When Rohit stepped out to hit nemesis Rabada deep into the long-on stands, he seemed to have transcended once more to a batting evolution above others – including Kohli, who despite operating at the height of his powers struggled early on to pick his gaps for singles. This synergy between a daintily skilled six-hitter and the world’s most renowned constructor of an ODI innings allowed India to hover around the 6rpo mark even while the Indian captain scored a run for every two balls he faced.

At the toss, Kohli had mentioned that the batsmen would have to make quick calls on what an ideal target would be. Rohit realised early that it was not a 300 track. But by reaching 114 after 20 overs with Rohit getting to a run-a-ball half-century, India had put themselves in the best position to reach a safe total. Even the fast bowlers returned bowling hard lengths with the softer ball. India took 35 off Rabada’s opening spell while the two spinners – Shamsi and Duminy – went for 49 in a combined eight-over first spell.

“It augurs well for the team… We always talk about batsmen batting through the innings. That is what we are trying to do. Top three have got the best opportunity because they get to play maximum balls. So our three’s responsibility is that if we are set then we have to try and play long,” Rohit said.

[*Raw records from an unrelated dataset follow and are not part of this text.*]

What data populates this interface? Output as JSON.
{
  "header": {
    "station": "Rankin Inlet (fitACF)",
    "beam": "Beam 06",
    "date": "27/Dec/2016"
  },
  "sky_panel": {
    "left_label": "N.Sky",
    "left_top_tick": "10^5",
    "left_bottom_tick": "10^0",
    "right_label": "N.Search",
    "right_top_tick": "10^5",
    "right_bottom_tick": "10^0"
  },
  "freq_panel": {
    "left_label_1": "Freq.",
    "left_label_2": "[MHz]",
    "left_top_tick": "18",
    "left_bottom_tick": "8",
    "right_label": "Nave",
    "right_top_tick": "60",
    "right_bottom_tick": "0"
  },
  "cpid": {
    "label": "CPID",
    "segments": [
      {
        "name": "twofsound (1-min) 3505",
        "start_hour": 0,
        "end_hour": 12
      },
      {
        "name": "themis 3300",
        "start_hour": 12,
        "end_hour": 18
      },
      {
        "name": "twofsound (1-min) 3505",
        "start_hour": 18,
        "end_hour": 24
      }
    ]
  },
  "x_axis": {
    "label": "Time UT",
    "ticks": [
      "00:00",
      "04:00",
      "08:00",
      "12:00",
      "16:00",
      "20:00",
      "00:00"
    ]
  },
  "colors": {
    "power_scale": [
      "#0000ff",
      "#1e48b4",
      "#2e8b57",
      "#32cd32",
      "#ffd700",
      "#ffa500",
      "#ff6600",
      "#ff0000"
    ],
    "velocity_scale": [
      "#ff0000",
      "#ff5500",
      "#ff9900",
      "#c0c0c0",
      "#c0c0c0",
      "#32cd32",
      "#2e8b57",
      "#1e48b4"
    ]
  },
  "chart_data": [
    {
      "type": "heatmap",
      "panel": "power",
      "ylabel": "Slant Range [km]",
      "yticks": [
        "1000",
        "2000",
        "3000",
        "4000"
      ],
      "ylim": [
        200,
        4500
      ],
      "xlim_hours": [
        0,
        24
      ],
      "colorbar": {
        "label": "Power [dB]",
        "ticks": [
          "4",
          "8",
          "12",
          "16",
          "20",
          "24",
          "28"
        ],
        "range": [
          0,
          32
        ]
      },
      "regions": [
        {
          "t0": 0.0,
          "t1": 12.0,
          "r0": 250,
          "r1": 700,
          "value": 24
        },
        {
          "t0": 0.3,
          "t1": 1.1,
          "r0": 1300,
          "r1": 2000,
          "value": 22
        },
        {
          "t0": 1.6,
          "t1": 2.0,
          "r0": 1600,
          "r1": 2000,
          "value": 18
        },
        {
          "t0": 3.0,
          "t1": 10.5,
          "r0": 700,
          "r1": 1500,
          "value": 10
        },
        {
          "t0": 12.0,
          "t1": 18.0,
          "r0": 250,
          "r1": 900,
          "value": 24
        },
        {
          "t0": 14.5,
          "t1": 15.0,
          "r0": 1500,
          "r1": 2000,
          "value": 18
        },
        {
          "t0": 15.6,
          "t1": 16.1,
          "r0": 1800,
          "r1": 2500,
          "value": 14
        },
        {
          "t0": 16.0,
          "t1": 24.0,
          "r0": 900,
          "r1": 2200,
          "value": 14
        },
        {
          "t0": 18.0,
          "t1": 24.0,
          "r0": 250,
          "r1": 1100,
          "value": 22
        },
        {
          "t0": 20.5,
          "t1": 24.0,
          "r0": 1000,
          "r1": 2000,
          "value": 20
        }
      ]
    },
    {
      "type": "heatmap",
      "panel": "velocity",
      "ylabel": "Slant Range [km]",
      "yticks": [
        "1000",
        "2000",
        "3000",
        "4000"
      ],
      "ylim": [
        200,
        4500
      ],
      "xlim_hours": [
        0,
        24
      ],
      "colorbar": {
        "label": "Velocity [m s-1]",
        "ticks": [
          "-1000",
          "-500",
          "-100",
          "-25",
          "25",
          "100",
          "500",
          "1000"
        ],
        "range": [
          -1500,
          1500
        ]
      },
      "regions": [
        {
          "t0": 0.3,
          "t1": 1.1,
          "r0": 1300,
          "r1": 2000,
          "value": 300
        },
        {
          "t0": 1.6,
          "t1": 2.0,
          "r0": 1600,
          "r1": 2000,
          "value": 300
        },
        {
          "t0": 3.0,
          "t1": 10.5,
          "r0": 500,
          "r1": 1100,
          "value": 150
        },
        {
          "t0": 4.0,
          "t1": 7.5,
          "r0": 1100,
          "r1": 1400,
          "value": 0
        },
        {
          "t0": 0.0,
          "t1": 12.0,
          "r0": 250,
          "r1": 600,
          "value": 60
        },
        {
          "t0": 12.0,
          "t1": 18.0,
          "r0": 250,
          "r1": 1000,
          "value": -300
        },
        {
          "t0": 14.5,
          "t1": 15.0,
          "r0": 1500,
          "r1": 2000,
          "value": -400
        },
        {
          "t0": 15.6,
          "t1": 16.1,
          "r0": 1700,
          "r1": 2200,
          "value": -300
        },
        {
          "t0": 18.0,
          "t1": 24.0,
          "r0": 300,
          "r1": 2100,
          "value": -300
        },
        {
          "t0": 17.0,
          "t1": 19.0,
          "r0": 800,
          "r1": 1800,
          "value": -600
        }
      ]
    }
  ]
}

“We realized at one point after 20-25 overs that it’s not a 300 wicket because the pitch was getting slower and slower and shot making wasn’t easy. When you get in, you’ve got to make it count and unless you play a bad shot you don’t really get out,” he added.

It was just what South Africa didn’t do when it was their turn to chase 275. Not scoring briskly meant that they left themselves with too much to score through the middle phase of the innings, where the soft ball, the scoreboard pressure and India’s wrist spinners all combined to create an everest of a task ahead of them.

“We spoke about pacing our innings knowing that we have strength at the back, but we needed a good start,” Ottis Gibson conceded. “To be fair we were 50 for none and we lost a wicket with four balls to go in the powerplay to their best bowler – Bumrah. But we lost a couple more shortly thereafter and that set us back. Hash [Amla] tried to rebuild but every time we rebuilt we lost wickets. With the four bowlers, we needed our best six or seven batsmen to bat the bulk of the overs and they weren’t able to do that.”

Rohit completed his 17th ODI ton, and the fourth by an Indian batsman in the series, in the 36th over. Ideally that would have been cue for him to make it big. But today he had to be content with 115 only. When he was dismissed in the 42nd over, he admonished himself by using his bat to cut through the thin Port Elizabeth air with an angry swish. Batting 42 overs is not batting through. His dismissal exposed an untested middle-order and triggered a collapse and India had to settle for 275 when a total above 300 seemed possible.

But those extra runs were merely insurance, which the bowling attack didn’t need on the day. India had one another ODI and with it, the series. The win was a function of their top-order brilliance as much as it was of their spin strength.

Nothing exemplified it more than a little chant from the Indian section of the St. George’s Park crowd – “If Kohli doesn’t get you, Dhawan will. If Dhawan doesn’t, then Rohit will.”

They will, unless of course the three are busy running each other out.